Because of a prior lack of brief, validated measures of HL for diverse populations, some have suggested using demographic characteristics to estimate HL32. This approach does not permit the ability to assess the independent effects of HL beyond demographic characteristics. This is important because HL levels have been shown to vary widely within patient demographic subgroups6. Therefore, we contend that independent measurement of HL, for example with the “confident with forms” question or summative scale, would contribute substantially to epidemiologic and clinical research. In the clinical setting, screening for limited health literacy is controversial, with the current expert recommendations against routine screening3234. However, in selected clinical situations, such as the prescribing of high-risk medications, screening for limited health literacy has been advocated, and the use of a single-item screener would be more feasible in busy clinical settings than standard literacy assessments19.

While imperfect in their precision, the summative scale, and specifically the single “confident with forms” question, have some clear advantages over direct, longer HL measurements. They are brief and can be administered via telephone. Our group has recently field-tested these questions both individually and as a scale within a large sample of diverse diabetes patients and have demonstrated robust, independent associations with a range of outcomes, including perceived need for self-management support35, higher rates of hypoglycemia36, and lower patient use of electronic health records37. While these studies did not assess performance of these items across demographic sub-groups, these associations lend support to the items’ predictive validity.

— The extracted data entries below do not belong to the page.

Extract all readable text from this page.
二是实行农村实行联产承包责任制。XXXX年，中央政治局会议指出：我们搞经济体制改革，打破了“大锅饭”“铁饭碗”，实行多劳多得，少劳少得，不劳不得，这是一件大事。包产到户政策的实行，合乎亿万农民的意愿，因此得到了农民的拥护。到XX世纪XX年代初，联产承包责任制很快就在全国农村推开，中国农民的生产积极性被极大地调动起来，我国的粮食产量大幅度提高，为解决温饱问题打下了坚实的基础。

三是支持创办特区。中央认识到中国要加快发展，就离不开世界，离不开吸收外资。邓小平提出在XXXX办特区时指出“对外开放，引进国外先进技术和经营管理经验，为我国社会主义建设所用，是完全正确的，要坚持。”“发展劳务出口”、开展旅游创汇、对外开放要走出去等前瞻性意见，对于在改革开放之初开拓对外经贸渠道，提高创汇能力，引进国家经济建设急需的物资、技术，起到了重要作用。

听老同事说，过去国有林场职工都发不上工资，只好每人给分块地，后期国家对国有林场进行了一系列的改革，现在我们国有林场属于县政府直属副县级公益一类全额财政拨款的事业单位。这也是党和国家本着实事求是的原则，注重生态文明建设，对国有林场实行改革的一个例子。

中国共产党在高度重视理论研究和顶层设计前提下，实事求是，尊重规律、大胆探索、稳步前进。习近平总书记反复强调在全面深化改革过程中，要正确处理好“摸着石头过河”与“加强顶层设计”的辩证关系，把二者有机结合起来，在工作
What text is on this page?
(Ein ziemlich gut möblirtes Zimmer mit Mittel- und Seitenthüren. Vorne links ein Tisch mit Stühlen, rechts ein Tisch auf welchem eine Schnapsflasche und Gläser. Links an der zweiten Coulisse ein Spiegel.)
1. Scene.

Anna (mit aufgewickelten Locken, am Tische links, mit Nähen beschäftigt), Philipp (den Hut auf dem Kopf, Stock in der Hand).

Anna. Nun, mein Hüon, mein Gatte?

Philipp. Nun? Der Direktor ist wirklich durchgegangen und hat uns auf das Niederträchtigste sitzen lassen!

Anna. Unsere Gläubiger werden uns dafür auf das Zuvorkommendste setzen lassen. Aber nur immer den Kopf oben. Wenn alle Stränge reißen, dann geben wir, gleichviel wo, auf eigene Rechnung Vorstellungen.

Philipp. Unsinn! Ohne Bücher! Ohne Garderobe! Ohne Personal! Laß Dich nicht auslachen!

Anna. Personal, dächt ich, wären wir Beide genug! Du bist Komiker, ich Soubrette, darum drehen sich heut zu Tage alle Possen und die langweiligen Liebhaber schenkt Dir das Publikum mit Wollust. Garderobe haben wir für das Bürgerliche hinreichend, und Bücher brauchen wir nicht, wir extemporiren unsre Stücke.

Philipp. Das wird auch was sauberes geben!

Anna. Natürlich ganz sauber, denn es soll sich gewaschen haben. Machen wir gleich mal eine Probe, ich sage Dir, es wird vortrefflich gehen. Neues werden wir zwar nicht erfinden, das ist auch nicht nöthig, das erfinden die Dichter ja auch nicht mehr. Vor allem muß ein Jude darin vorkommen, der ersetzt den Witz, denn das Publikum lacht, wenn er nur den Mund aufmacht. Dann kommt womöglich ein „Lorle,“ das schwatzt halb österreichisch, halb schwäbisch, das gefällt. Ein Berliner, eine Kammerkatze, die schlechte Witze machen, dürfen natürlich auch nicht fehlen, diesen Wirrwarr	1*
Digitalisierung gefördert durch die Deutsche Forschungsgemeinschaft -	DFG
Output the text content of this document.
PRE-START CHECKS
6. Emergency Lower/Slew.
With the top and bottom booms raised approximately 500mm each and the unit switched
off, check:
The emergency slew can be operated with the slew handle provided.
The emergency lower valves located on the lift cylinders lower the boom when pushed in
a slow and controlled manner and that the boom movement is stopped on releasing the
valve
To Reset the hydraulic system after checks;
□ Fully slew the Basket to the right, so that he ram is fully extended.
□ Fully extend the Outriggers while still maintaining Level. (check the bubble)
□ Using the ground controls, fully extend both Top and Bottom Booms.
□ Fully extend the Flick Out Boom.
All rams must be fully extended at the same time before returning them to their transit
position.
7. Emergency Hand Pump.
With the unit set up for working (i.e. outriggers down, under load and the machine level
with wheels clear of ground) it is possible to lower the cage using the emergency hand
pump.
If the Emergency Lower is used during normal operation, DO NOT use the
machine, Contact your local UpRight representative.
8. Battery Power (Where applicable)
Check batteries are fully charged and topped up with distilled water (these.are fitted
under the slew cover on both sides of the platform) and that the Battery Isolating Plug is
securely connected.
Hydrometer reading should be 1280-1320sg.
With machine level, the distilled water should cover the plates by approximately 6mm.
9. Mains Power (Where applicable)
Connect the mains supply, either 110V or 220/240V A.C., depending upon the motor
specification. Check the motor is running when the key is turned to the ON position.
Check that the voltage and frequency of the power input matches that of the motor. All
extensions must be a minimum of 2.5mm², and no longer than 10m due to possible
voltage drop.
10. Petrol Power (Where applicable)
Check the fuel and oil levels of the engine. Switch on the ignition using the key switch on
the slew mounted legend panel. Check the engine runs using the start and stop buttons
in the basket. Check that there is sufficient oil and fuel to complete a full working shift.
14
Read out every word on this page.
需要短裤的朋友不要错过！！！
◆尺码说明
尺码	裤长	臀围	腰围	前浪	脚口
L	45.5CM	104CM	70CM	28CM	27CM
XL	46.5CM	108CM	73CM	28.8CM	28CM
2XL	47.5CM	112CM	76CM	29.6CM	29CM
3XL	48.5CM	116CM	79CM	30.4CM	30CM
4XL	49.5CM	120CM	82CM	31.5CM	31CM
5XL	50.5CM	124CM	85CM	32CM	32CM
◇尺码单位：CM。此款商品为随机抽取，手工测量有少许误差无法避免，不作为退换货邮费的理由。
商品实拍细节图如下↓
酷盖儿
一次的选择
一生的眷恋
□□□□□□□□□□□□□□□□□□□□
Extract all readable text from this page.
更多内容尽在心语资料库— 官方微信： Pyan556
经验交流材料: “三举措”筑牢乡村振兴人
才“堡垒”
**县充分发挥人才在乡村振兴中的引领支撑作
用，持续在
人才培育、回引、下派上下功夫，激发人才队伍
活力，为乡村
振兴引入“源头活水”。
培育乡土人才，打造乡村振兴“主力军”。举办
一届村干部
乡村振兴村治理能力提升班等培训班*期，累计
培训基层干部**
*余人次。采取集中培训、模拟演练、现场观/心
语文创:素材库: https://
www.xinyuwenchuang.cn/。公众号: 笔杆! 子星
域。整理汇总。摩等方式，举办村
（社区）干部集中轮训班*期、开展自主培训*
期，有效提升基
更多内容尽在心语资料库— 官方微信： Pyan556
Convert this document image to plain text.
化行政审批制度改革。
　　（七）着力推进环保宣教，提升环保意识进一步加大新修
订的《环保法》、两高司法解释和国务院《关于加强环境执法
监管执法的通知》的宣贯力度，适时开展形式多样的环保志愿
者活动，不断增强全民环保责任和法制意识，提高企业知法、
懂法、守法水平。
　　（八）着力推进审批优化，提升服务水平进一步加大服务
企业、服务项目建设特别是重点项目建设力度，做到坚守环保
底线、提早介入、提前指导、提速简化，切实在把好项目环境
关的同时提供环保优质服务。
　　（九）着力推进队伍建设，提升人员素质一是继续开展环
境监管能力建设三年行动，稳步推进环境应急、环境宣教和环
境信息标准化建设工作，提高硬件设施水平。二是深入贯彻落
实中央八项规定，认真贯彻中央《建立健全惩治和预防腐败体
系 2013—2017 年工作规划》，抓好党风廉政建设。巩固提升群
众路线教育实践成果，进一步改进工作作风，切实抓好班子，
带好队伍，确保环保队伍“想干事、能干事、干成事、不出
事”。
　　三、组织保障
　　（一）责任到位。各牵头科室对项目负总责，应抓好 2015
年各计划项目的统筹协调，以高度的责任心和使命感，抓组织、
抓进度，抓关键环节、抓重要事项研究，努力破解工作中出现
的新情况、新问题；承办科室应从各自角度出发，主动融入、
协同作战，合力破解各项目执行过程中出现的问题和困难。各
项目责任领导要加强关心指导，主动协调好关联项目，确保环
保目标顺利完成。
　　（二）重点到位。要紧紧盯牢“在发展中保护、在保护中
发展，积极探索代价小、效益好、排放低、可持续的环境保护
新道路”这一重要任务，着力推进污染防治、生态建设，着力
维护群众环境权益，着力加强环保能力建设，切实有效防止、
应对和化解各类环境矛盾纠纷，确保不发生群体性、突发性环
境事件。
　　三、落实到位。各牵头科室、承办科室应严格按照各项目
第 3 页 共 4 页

Our study has some limitations. First, we included only patients with poorly controlled diabetes, which may limit generalizability to healthier populations. Second, this study was conducted at four sites within one county health care system and may not reflect regional differences. Third, in our practice environment there is excellent access to translation services and many physicians and staff speak Spanish. Results may differ for Spanish-speaking patients in different linguistic environments. Finally, our results reflect the criterion validity of the self-reported HL questions, i.e., their relationship with a gold-standard HL measurement. Further work is needed to establish predictive validity of these questions in relation to health outcomes of interest.

In summary, although limited HL is associated with a range of health outcomes, it is often not feasible to measure directly in clinical, epidemiologic, or public health studies because standard measurement tools are lengthy and cannot be administered by telephone. Our study suggests that the single self-reported “confident with forms” question or the summative scale of the three self-reported HL questions discriminate diverse English speakers and Spanish speakers with adequate HL from those with inadequate and inadequate plus marginal HL to a degree that warrants application and further assessment in epidemiologic and clinical research involving diverse populations.